Commercializing and fantasizing the real world may have been the winning formula in the Indian film industry for quite a long time. However, there were few visionaries who always wanted to take the untrodden path of showing the true reflections of the Indian society. Keeping them away from the usual spice that is often associated with ‘Bollywood’, these luminaries took the onus to showcase the real India to the Indian as well as the international audience. Post independence, visionaries like Satyajit Ray, Mrinal Sen, Shanta Ram and Sohrab Modi were among the few unique filmmakers whose films masterfully chronicled the societal transformation taking place in India.

Then came the dark and brooding 70s, when the entire Indian society came under the grips of extreme frustration and anger.  The strained Indian economy coupled with the ghost of emergency smacked out the normal life of an Indian from the track. Suppression of civil liberties and constitutional breakdown were core worrying issues for the Indian society. These issues acted as seeds for the birth of Indian New Wave Cinema or Parallel Cinema.
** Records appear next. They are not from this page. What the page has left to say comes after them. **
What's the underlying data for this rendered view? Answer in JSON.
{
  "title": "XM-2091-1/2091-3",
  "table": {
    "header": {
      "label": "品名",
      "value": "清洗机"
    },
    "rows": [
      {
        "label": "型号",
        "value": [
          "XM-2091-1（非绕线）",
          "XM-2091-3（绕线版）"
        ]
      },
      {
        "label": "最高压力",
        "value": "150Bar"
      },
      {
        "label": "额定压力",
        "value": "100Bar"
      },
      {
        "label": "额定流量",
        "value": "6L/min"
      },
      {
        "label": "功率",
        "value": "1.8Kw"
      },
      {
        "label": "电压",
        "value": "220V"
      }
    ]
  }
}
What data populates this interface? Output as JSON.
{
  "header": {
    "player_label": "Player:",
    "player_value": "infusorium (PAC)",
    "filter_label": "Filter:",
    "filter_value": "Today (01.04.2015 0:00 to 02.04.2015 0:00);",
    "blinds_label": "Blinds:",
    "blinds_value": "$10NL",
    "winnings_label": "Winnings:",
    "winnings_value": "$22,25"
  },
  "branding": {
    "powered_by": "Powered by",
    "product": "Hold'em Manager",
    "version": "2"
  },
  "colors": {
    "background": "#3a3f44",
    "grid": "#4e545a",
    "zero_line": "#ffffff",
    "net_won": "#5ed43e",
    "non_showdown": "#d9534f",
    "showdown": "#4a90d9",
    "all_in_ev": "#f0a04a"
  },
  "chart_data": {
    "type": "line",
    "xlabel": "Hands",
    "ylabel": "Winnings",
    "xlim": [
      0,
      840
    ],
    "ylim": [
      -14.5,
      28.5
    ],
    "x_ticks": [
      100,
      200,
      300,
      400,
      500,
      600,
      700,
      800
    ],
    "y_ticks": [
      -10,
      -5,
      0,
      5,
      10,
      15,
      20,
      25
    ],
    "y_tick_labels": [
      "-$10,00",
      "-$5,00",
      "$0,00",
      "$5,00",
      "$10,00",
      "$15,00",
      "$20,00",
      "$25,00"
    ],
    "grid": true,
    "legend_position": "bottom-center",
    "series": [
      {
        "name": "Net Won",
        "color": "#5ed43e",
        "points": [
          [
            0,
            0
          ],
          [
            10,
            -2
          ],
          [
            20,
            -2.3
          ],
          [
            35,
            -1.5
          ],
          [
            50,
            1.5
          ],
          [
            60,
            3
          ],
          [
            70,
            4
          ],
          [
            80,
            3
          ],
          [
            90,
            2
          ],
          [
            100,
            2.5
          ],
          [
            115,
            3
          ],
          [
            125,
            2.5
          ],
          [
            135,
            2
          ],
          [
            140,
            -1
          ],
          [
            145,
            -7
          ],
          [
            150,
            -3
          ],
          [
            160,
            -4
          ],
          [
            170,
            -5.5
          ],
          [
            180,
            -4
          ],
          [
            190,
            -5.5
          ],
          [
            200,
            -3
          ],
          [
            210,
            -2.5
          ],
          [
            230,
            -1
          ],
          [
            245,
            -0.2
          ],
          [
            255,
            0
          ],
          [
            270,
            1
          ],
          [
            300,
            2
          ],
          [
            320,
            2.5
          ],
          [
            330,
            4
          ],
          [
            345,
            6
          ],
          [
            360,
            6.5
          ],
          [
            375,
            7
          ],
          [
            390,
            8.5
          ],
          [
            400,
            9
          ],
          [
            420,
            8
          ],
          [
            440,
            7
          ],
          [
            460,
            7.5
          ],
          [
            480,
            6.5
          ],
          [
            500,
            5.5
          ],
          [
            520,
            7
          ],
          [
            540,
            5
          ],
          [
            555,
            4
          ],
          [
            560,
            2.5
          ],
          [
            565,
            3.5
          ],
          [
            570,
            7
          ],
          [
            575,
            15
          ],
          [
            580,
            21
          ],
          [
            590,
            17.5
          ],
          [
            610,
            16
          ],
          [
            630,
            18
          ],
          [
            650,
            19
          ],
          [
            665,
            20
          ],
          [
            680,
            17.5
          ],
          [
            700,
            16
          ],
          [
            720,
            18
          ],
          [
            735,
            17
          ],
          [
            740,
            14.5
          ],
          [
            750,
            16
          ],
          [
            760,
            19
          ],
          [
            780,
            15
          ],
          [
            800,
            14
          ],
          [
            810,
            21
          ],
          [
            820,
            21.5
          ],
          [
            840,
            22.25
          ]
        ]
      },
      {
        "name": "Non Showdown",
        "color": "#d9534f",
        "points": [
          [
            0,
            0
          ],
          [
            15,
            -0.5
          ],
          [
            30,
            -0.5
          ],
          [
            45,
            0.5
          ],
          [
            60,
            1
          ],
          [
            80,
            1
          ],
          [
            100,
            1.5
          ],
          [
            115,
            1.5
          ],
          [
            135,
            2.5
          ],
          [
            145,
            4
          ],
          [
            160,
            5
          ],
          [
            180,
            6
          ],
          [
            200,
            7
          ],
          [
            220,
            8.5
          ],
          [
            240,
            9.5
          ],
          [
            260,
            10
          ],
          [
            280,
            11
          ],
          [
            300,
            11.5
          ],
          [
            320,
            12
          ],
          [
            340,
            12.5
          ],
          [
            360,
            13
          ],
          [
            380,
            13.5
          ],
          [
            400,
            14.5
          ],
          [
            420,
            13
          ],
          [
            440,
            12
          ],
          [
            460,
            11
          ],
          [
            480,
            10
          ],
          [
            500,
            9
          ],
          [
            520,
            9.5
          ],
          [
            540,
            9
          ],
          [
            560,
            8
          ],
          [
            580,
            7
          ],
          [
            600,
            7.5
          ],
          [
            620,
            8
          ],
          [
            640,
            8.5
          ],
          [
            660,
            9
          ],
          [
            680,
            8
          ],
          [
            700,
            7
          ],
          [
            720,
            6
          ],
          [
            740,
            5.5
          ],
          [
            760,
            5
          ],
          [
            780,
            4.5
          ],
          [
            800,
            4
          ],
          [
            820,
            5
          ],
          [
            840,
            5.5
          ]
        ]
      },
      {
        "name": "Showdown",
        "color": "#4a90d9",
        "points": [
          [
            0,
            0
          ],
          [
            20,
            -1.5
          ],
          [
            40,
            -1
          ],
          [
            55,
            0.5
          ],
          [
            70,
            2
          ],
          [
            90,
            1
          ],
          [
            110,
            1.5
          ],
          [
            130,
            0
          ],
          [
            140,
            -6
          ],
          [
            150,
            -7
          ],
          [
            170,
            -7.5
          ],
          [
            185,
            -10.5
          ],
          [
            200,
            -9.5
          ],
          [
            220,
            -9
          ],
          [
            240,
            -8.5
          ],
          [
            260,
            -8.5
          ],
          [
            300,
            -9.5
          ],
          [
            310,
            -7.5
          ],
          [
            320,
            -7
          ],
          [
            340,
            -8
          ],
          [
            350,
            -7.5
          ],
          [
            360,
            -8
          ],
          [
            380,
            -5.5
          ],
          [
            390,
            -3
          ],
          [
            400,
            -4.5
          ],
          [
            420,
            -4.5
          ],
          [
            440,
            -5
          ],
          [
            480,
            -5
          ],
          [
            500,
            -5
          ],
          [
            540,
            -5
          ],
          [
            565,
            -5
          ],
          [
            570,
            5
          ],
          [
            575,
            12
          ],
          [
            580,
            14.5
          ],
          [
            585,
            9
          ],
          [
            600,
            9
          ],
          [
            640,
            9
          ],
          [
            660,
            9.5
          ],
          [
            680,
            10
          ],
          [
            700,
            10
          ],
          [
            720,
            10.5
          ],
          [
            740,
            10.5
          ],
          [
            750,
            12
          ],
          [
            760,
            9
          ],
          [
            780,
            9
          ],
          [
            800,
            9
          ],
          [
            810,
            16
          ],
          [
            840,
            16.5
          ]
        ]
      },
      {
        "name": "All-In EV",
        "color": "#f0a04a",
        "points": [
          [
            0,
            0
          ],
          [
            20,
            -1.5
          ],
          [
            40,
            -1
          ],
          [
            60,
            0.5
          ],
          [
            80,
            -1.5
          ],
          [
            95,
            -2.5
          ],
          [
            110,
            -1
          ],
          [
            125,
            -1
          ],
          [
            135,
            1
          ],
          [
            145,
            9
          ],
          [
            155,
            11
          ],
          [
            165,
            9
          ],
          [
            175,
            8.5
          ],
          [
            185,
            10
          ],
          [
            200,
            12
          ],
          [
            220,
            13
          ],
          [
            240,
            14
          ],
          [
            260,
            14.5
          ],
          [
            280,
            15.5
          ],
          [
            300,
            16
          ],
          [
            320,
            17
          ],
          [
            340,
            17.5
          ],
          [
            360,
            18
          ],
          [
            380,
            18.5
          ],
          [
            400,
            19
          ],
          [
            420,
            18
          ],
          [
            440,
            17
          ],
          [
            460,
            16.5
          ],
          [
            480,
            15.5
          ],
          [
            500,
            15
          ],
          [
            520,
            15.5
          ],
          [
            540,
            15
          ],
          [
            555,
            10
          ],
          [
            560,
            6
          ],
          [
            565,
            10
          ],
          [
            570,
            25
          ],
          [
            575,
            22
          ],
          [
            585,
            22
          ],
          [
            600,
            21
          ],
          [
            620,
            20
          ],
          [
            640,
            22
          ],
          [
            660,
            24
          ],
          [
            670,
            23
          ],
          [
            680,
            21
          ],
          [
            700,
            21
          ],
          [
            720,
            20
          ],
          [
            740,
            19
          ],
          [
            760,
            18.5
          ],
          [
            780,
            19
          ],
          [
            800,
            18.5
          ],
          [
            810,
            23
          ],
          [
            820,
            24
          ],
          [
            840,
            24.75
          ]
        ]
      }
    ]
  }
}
Films being categorized in this particular genre addressed the growing frustrations of Indians during that period. The National School of Drama (NSD), New Delhi and Film and Television Institute (FTII), Pune has also played a major role in producing remarkable filmmakers who ushered a new life in the world of filmmaking in the country.

Names worth mentionable in this regard are Shyam Benegal, Adoor Gopalakrishnan, Buddhadeb Das Gupta, Basu Chatterjee and many more. If you have heard and even watched few of these masterpieces – Ankur, Aakrosh, Bhumika, Nishant, Manthan, Arth, Saraansh, Ardh Satya, Aghaat – you must know by now what parallel cinema is and what they tried to convey to the masses. The Indian New Wave Cinema saw its slow decline in the 1990s when the production costs started reaching sky high limits. The incessant commercialization hammered down the parallel cinema industry so bad that it had a bleak chance of revival.

However, since the advent of the 21st century, parallel cinema has revived itself quite notably. Films like “3 Deewarein”, “Dor”, “Iqbal”, “Hazaaron Khwaishein Aisi”, “Is Raat Ki Subah Nahi”, “Maine Gandhi Ko Nahi Maara”, “Firaaq”, “My Brother…Nikhil”, “Dev D”, “Gulaal”, “Sikander”, “Udaan”, “Love Sex Aur Dhokha”, “Manorama Six Feet Under”, “Khosla ka Ghosla”, “Oye Lucky Lucky Oye”, “Tere Bin Laden”, “Peepli Live”, “Phas Gaye Re Obama” and many more have created a new definition for parallel cinema.